Reflecting on the roots of Black August allows us to trace this period and its legacy today. The month’s celebration comes from the history of George Jackson, field marshal of the Black Panther Party who was imprisoned for the rest of his life at 19 years old, where he continued to organize, study and write. His younger brother Jonathan Jackson led an armed attack in August 1971 as an attempt to to liberate George and other prisoners; a year later, George was assassinated by a prison guard. His legacy sparked a wave of radical organizing inside the prison system, most notably the Attia Uprising where inmates seized control of the prison for four days. Black August was born in 1979 in the San Quentin prison where George Jackson was held, commemorating the previous decade of courageous prison struggle, as well as the centuries of Black resistance that preceded it. Revolutionaries such as our late PSL comrade Joe Little (veteran of the Attica uprising) continued this struggle up to today.
Black radical tradition of today
The Black radical tradition continues today, not just as a key component in furthering the struggle, but also exposing capitalism’s critical flaws. The lessons that we draw from these past struggles stem from their powerful influence. They have laid the foundation, but it is up to our generation to pave the way for long-lasting systemic change beyond reform. If the BPP has taught us anything, it is that rebellions give rise to revolutionaries. Revolutionaries are simply organizers dedicated to studying revolutionary theory and fighting for revolutionary change.

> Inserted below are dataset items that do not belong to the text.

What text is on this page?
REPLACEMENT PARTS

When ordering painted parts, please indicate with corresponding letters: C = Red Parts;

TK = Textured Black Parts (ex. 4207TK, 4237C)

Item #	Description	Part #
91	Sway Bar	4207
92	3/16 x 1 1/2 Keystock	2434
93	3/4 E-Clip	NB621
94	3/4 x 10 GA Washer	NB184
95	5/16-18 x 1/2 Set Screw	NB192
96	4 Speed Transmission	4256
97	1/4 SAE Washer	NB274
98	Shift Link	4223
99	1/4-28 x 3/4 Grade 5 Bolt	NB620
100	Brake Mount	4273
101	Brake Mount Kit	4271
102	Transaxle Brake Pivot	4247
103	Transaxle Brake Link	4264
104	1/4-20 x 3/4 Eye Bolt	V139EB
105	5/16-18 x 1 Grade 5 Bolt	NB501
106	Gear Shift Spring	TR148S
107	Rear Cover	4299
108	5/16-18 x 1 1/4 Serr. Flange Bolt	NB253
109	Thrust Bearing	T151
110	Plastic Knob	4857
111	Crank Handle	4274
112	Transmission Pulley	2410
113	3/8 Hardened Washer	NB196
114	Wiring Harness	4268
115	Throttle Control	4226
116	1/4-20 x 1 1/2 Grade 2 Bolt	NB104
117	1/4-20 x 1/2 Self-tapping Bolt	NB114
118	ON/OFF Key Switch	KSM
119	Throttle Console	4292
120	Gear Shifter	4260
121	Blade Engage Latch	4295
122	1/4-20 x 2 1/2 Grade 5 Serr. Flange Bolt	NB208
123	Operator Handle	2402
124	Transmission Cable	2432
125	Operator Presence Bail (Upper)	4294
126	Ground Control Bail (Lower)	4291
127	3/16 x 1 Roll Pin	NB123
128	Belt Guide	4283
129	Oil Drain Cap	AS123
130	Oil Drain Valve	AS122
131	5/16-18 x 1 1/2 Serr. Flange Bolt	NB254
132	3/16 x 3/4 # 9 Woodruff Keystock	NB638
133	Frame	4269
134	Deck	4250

Today when we say “Black Lives Matter!” we are echoing the calls of warriors before us and claiming that tradition as our present and future. We can see in the radical actions of protesters the same spirit of revolutionary self-defense that Nat Turner and countless others had. Today’s renewed organizing to care for our communities while building the struggle echoes efforts like the Black Panther Party’s free breakfast program, or the survival of maroon communities.
The COVID-19 pandemic has only exacerbated the ills of a society that was already sick to begin with, as most cities saw the worst of unemployment, homelessness, and rising death rates; especially for its Black population but the government’s inaction and despicable display of putting profits over the needs of people was a major factor leading our class to get into the streets and into action. This movement will not fade away quietly, and our class is ready for change.
Liberation, not reform
Reforms will not change the capitalist system. The masses need more than just policy change or the election of a new president. During the 2014 Ferguson, Missouri uprising, it was the Obama administration that deployed the military to quell the rebellion: pepper spray, rubber bullets and physical brute force injured many protesters. Flint, Michigan still does not have clean drinking water now during a pandemic. The 2015 Baltimore, MD, uprising sparked by the murder of Freddie Grey was met with militarized police and mass arrests.
More and more members of the working class are waking up to how much this broken system is not made for them. They see we need a new system in place, and it is our duty to replace it. But our oppressors are organized. So we too must continue to organize, as the revolutionaries who came before us did. We must study and learn. A revolutionary movement is the only way forward.